23–01–23
Collaborators:
Juliana Berglund-Brown
Kiley Feickert
Keith J Lee
Instead of forcing unconventional building materials into status-quo forms and assemblies, Make/Shift proposes a system that takes advantage of the non-standard lengths of the recovered stock to defy orthogonal norms and create a structural system that embraces variability and flexibility, enclosing a space for storing second-life materials and hosting educational workshops.
To minimize waste and maximize the structural and spatial utility of the existing stock, the design process is preceded by the development of a cutting logic to extend the available inventory, creating thinner and lighter wood elements. The inventory is transformed into studs, battens, and shingles, allowing the originally homogeneous stock to serve diverse architectural purposes. To form the building structure and envelope, we break from the standards of conventional stick-framing: multi-part “stud” frames are nailed together and transformed into arches, battens are forced out of horizontal alignment due to the set lengths of the stock pieces, and shingles register the underlying variation on the exterior.
Walls become roofs, corners are rounded, and the resulting structure is characterized by natural variation, representing a design ethos for the circular economy that does not rely on standardized materials. With an expanded inventory comes a significant increase in ways to use these elements; to address the exploding number of options, we develop a computational sampling, assignment, and analysis methodology to effectively traverse, cull, and extract from the design space.

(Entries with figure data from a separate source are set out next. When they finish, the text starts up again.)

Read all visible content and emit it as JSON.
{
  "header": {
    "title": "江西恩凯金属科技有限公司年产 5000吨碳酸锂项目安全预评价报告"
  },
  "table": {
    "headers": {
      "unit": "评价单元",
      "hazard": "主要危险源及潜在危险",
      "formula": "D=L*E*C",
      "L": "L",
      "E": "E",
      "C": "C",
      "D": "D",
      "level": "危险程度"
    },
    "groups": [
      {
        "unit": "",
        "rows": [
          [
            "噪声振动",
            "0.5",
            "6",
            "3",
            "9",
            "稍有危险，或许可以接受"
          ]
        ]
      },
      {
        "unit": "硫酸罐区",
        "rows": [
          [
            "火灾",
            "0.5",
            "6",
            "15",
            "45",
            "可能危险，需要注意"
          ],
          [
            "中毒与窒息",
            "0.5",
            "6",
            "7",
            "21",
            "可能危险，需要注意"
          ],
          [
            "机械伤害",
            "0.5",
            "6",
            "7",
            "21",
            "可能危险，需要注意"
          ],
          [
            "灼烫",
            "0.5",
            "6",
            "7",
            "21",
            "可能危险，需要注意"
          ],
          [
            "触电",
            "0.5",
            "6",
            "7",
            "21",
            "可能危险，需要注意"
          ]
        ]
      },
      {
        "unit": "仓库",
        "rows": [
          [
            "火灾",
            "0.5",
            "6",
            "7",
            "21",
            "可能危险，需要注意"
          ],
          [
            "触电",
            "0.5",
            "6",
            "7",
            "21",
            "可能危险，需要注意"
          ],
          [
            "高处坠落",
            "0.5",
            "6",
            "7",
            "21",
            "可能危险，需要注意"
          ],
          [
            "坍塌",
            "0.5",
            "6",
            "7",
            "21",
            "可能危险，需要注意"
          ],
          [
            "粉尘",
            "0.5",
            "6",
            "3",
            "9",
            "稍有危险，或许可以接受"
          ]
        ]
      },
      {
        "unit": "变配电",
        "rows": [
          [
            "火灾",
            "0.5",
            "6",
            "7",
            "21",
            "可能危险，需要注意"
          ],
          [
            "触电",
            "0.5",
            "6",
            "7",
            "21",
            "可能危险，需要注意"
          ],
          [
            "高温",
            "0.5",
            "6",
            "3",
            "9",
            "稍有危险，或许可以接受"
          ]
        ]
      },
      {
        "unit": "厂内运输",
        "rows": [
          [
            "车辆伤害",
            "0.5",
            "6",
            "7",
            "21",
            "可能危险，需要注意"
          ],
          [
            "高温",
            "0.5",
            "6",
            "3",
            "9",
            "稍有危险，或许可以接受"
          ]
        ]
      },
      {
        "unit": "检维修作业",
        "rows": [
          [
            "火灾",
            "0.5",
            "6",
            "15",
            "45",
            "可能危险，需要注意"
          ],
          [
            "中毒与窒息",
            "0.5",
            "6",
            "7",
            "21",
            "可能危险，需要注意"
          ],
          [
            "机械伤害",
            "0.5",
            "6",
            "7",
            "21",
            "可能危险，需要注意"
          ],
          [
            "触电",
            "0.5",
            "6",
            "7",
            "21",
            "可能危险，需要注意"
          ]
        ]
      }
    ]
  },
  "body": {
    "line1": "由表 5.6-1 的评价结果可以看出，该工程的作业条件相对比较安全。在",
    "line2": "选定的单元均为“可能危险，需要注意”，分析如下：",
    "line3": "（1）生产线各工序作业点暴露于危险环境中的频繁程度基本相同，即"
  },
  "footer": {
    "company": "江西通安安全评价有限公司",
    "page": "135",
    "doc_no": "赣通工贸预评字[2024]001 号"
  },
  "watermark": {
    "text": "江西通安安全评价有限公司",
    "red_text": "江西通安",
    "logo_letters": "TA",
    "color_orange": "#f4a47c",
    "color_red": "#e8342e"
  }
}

Through the nature of the design sampling process, any selected geometry is guaranteed to be structurally efficient for point loads acting at the joints of the frame. The assigned frames generate natural corrugation, stiffening the global structure as it curves in plan. A new design ethos for the circular economy also requires reversibility, materializing in simple moment connections that can be disassembled to allow the structure to be moved, repaired, and reconfigured.